G4S, the world’s largest security services firm which is fighting to restore its reputation after a series of contract scandals, has rejected a $2.5-billion offer for its cash transport business.

G4S said yesterday that the £1.55-billion bid from British private equity group Charterhouse Capital Partners was “highly opportunistic” and undervalued the unit, a move which garnered support among analysts and shareholders.

Swooping on a firm whose share price has been sapped by controversy, Charterhouse made the offer as G4S tries to salvage its relationship with the British government, a major client, after a series of blunders, including its failure to supply enough security guards for the 2012 London Olympics.

G4S faced new unwelcome publicity yesterday when it denied an allegation that its employees had abused inmates at a prison it ran in South Africa.
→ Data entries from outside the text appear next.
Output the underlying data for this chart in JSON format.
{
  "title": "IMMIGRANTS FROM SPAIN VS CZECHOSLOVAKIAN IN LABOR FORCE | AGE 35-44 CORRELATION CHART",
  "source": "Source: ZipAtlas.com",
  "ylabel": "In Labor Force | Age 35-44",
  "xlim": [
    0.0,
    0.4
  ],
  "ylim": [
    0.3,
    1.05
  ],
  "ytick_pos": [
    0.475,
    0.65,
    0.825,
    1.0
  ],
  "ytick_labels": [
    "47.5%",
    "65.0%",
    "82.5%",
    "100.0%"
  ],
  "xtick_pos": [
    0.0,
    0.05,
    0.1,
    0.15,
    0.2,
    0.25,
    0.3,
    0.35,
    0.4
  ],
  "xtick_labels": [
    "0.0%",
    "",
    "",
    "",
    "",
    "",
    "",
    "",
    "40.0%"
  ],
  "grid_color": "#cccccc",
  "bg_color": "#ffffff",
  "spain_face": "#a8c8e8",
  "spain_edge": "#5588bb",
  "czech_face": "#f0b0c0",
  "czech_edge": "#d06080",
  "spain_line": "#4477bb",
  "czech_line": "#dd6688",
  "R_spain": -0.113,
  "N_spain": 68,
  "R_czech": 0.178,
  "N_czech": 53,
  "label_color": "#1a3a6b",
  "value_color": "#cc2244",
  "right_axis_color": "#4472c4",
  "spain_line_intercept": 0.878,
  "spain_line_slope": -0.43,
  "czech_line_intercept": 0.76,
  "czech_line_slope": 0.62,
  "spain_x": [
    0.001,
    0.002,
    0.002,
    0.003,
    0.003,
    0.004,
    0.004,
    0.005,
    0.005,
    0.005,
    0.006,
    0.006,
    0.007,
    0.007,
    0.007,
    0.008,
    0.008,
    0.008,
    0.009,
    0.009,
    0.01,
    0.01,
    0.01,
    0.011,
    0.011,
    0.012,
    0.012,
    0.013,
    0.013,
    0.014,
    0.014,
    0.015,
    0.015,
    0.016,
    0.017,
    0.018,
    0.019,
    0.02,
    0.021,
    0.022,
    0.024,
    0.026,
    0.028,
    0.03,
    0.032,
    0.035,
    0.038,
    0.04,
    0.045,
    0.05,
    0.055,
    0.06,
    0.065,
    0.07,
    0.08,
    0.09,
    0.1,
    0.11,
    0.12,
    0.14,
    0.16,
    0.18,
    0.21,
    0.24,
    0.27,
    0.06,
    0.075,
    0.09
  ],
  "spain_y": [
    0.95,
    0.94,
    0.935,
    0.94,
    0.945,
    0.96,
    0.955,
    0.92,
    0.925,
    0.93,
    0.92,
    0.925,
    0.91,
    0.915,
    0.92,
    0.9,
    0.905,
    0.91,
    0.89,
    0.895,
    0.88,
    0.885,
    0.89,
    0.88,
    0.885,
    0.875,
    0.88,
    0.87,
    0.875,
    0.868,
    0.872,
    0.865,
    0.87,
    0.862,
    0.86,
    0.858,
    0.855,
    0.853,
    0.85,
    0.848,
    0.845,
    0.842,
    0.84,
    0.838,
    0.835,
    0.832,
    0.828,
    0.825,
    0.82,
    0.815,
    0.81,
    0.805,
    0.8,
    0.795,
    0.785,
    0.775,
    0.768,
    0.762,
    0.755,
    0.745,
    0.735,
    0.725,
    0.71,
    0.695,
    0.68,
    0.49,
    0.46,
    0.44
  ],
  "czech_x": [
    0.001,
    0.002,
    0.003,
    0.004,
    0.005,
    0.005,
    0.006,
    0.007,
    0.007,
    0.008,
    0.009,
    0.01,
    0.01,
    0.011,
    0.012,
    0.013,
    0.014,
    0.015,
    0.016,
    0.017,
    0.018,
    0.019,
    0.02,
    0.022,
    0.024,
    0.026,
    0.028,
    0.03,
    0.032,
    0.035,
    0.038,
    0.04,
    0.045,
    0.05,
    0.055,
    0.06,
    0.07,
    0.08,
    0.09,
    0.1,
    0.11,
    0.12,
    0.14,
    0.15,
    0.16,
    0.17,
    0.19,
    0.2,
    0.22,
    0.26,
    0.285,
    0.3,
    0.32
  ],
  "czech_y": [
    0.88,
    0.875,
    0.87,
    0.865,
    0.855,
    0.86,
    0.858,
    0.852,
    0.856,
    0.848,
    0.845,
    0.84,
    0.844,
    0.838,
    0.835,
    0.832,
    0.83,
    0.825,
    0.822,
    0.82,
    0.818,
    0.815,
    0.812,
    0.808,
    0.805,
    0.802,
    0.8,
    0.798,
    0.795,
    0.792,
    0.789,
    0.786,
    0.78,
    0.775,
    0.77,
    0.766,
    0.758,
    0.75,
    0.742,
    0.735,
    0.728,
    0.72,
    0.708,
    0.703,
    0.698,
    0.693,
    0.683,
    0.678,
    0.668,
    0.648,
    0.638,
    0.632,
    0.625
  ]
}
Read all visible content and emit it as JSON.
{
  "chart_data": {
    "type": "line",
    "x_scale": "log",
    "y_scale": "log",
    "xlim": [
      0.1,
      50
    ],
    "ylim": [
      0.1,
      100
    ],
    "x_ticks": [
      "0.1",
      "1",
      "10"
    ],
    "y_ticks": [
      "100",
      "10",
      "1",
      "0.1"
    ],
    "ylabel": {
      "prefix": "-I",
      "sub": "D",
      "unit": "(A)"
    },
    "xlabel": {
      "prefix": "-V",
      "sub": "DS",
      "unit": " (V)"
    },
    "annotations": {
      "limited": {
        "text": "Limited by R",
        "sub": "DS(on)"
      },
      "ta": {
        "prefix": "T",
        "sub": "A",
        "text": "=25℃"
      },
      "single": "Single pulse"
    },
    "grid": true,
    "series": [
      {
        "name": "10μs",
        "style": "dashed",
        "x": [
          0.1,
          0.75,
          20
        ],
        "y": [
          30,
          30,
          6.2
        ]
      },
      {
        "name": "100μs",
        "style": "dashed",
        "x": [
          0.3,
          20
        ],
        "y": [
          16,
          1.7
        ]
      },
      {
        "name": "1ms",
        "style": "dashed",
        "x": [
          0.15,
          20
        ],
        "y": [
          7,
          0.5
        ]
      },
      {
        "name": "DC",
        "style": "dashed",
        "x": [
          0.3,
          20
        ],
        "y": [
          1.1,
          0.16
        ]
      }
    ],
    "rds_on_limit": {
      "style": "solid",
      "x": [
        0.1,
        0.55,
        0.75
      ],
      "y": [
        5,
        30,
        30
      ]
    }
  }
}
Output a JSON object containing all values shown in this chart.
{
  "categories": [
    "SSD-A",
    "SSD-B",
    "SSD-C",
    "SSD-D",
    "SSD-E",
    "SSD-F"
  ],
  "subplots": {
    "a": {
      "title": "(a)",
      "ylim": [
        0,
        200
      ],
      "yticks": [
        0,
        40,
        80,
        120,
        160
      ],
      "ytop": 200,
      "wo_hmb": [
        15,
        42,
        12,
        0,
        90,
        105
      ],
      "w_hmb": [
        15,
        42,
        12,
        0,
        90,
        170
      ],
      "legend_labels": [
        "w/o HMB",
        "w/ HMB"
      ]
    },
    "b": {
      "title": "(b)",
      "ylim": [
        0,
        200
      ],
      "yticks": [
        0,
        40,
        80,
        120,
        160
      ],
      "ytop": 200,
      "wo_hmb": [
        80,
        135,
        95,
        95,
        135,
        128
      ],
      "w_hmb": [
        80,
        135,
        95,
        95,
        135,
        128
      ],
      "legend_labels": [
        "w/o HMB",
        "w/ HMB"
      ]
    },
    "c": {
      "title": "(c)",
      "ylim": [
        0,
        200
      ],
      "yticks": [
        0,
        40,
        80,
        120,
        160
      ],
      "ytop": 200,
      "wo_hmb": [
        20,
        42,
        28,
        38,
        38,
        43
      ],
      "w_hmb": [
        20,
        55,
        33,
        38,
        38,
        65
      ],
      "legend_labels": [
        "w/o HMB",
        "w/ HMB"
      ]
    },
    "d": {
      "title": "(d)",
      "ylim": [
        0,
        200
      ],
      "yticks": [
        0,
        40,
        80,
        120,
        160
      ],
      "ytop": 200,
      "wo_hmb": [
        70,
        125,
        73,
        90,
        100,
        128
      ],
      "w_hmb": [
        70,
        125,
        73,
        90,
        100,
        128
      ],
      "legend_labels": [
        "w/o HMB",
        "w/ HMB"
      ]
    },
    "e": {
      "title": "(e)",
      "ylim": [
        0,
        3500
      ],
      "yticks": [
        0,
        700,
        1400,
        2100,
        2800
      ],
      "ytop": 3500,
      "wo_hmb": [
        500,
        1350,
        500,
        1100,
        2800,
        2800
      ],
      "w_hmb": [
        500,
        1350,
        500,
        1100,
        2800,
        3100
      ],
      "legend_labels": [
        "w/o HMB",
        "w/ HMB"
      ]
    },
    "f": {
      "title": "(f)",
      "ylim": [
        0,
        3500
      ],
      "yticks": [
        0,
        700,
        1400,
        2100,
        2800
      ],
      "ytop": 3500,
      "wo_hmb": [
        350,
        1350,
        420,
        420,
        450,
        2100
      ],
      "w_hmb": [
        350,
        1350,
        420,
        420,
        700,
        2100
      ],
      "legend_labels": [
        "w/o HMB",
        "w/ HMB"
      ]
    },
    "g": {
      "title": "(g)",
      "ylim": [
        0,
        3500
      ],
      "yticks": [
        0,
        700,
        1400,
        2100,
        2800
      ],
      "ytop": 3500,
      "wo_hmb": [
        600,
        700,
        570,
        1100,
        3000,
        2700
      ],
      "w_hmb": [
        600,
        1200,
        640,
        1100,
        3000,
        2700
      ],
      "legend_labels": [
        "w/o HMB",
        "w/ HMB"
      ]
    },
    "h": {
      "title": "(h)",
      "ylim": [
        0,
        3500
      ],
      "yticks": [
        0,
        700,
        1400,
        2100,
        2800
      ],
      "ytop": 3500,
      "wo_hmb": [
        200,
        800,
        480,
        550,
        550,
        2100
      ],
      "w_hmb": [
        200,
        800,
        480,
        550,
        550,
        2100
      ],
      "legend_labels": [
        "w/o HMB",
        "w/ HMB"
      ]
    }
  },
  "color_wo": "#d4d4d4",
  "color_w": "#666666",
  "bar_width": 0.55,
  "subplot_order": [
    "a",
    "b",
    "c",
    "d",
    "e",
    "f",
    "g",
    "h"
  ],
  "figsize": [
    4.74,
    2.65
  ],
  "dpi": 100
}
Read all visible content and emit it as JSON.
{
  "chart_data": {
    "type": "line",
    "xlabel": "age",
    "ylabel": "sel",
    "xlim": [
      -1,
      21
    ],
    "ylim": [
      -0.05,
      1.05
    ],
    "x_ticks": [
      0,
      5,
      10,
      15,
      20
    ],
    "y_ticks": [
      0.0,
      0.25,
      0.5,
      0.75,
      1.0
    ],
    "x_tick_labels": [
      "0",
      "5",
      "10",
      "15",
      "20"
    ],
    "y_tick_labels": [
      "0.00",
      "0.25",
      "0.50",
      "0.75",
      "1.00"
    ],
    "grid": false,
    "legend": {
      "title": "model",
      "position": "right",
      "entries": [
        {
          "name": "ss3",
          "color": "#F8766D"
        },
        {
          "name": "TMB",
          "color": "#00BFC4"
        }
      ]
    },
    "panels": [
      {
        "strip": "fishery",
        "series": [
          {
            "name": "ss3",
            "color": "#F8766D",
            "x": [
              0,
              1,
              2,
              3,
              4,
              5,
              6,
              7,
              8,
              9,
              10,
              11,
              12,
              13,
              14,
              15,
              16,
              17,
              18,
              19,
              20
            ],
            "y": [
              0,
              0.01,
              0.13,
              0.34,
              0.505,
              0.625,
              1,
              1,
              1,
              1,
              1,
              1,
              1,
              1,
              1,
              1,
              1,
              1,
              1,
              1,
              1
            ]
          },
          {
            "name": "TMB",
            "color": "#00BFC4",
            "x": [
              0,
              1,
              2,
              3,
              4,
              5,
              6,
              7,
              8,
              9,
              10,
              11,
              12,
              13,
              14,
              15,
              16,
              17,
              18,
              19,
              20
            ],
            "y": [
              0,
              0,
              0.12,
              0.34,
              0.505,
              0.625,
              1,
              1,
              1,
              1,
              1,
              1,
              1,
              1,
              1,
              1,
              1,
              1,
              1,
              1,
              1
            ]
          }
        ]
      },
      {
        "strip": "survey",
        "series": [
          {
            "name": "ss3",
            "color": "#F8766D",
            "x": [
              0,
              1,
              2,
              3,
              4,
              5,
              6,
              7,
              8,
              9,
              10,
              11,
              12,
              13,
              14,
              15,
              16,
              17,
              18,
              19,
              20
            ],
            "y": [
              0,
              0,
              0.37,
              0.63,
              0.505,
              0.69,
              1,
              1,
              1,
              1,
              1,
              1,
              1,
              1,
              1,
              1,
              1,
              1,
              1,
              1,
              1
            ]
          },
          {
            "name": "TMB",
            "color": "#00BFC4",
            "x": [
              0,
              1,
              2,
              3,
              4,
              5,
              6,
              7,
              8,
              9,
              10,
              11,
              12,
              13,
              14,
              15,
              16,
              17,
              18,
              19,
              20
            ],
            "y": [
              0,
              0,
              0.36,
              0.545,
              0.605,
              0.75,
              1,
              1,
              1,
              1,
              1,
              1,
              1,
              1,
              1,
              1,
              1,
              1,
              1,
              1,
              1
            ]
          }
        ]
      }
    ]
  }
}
For the group, which employees 620,000 people in 120 countries, cash handling is an important part of it growth strategy.

The company services range from managing jails to protecting sports stars, such as tennis players at Wimbledon.

The cash unit, which distributes notes and coins for banks and shops using armoured trucks, accounted for about 18 per cent of G4S’s £7.3 billion turnover last year.

“We think G4S was right to reject the bid, on both valuation and strategic grounds,” JP Morgan analysts said.

The analysts said the offer, after taking into account the company’s debt, valued the unit at 7.1 times enterprise value to earnings before interest, tax and amortisation, compared to the 2013 valuation of 12.1 times for the whole group.

Shareholder Threadneedle Investments, which owns a 1.3 per cent stake in G4S, said it supported the rejection, des­cribing the offer as low for a strate­gically important and strongly performing part of the company.